Comment: Building the perfect platform for ‘crossover businesses’

By Gavin Davidson, Product Marketing Director, Manufacturing, Oracle NetSuite
Reinvention, evolution and diversification are all words that can be used to describe many of the world’s largest companies. General Electric (GE) ha...

Reinvention, evolution and diversification are all words that can be used to describe many of the world’s largest companies.

General Electric (GE) has grown from Edison’s literal ‘lightbulb moment’ and a heritage formed in the earliest days of the electric companies into a multinational conglomerate working across industries such as diverse as aviation and healthcare. Meanwhile, Nintendo started life selling playing cards and is now synonymous with the evolution and revolution of the video gaming industry.

As the examples of GE and Nintendo show, the ability to adapt to changing consumer behaviours, or to embrace new trends and opportunities in order to grow as a business is often what distinguishes brands that have stood the test of time. As Charles Darwin wrote: “It is not the strongest species that survive, nor the most intelligent but the ones most responsive to change.”

But the speed at which successful ‘crossover businesses’ of all sizes are now required to adapt is increasing, driven at an ever greater rate by digital transformation. However, the crossover doesn’t always mean changing or modernising products, or jumping to whole new sectors. It can also mean making a change to how products and services are sold, crossing over from being a manufacturer, to being an online retailer, for example, selling products directly to customers.

Manufacturers of great products are starting to see the potential in highly cost effective ecommerce and setting up a retail offering. If they can deliver on consumer expectations and own the end-to-end customer experience, there are clear benefits for brand building and profit. However, there are some key considerations when building the platform to support any crossover ambitions.

Unification is key

To support a truly integrated crossover business, a single core system needs to be able to manage critical retail, wholesale, service-provision and manufacturing processes and ensure they are aligned from front to back end. This is essential both for managing cost and delivering a great customer experience, as well as collating sales, order and supply chain data and other key performance and financial data that can provide a ‘single view of the truth’ for the business. In order for businesses to make major changes, or diversify, they need the clearest, most reliable view possible of their starting point and the processes that need to be managed to effect the change as efficiently and profitably possible.

Diversity demands flexibility

As a company’s mix of products, services, delivery and payment models becomes more diverse, it requires a more flexible and unified financial system. A single invoicing system and revenue recognition across all goods, services and subscriptions offered is essential.
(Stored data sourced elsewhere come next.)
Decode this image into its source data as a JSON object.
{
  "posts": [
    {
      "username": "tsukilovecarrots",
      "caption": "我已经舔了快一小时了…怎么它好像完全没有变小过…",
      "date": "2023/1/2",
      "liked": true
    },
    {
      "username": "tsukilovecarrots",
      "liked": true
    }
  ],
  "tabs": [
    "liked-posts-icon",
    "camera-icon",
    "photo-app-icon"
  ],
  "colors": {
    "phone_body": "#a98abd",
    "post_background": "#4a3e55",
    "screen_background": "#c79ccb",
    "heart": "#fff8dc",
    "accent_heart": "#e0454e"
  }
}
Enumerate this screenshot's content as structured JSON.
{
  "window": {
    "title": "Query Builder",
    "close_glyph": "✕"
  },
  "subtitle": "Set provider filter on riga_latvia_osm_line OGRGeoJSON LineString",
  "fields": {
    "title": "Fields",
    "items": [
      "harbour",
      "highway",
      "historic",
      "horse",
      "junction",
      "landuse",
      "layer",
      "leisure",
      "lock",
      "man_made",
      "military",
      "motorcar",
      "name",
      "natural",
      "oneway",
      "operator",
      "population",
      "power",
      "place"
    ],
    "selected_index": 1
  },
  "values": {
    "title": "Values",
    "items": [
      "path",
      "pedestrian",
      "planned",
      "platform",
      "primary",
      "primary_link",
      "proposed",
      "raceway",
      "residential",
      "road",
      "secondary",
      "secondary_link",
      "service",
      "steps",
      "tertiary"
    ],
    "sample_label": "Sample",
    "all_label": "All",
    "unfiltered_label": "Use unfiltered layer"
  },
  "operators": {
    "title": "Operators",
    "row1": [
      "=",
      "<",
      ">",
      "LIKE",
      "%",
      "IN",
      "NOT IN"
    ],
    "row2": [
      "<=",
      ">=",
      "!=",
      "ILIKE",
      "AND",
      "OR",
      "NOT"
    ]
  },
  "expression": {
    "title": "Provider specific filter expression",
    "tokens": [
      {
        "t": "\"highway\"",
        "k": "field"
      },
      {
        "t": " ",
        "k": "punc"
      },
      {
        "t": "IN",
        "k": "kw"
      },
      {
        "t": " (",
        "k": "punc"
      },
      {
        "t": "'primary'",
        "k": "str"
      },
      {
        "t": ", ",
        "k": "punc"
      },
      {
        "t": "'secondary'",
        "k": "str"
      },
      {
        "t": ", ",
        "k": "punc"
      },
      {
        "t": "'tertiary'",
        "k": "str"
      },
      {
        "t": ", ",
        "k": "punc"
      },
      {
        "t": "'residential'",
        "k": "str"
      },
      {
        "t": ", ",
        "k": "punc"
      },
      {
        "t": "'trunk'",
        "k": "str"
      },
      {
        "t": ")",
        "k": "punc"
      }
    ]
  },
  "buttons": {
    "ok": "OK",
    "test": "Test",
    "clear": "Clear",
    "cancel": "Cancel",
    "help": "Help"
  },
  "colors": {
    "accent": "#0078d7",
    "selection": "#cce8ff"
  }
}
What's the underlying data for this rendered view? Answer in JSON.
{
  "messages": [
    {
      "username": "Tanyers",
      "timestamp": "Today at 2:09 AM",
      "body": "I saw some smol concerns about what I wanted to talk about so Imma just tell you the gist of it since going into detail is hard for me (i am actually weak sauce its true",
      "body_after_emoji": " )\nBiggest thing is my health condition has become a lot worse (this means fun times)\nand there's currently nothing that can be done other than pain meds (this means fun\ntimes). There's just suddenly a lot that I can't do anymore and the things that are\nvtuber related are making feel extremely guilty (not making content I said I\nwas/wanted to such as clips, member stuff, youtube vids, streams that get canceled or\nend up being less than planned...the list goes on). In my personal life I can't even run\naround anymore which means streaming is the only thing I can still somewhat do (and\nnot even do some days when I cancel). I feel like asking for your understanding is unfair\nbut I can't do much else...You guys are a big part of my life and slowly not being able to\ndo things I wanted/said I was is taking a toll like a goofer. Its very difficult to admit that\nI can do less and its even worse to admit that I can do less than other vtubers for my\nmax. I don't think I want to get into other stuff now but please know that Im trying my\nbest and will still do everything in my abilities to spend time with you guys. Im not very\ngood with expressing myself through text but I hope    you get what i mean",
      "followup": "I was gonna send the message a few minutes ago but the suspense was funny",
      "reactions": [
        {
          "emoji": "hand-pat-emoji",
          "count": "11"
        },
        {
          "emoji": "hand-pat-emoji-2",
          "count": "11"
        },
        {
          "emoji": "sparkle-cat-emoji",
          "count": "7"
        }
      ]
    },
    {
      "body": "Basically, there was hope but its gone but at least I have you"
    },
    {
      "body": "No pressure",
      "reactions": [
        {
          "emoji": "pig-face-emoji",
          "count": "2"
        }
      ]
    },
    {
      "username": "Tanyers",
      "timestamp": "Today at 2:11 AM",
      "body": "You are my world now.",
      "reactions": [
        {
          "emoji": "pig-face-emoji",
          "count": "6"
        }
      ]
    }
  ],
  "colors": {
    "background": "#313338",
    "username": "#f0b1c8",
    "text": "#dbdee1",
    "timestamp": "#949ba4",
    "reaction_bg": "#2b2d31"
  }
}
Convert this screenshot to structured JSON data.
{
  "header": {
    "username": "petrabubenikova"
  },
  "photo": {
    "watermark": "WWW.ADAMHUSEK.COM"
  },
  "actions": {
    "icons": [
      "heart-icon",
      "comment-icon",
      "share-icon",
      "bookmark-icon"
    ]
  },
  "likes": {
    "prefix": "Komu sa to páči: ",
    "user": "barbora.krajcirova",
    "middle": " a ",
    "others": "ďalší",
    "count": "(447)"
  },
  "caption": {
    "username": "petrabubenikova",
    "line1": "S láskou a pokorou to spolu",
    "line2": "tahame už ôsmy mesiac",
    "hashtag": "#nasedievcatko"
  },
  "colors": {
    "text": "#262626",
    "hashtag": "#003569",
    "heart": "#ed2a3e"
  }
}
As a company diversifies, it needs to be able to service customers in a consistent, joined up way.

A unified platform for financials, demand planning, inventory management, work orders and assemblies, warehouse management, CRM, HR does away with silos that otherwise could make diversification a source of complexity and rigidity and leave companies unable to move at the speed reinvention often requires.

Leveling the playing field

For start-ups, scale-ups and established businesses alike, automating back-end processes on a unified platform will increase efficiency and allow these companies to deliver a level of superior customer experience in a way that was once prohibitive and limited only to the biggest companies. In today’s world, even small companies need many of the same systems and operational capabilities of larger competitors and need the control and flexibility to reinvent and diversify quickly and decisively. When selecting a system, companies should look for one that provides a full breadth of capabilities that can start small and scale up as the company grows.

A unified platform can empower companies with the functionality and agility to become successful crossover businesses. And, with a platform that can scale, these companies don’t need to worry about replacing aging systems built for smaller companies. They just need to worry about managing growth and delivering great customer experiences.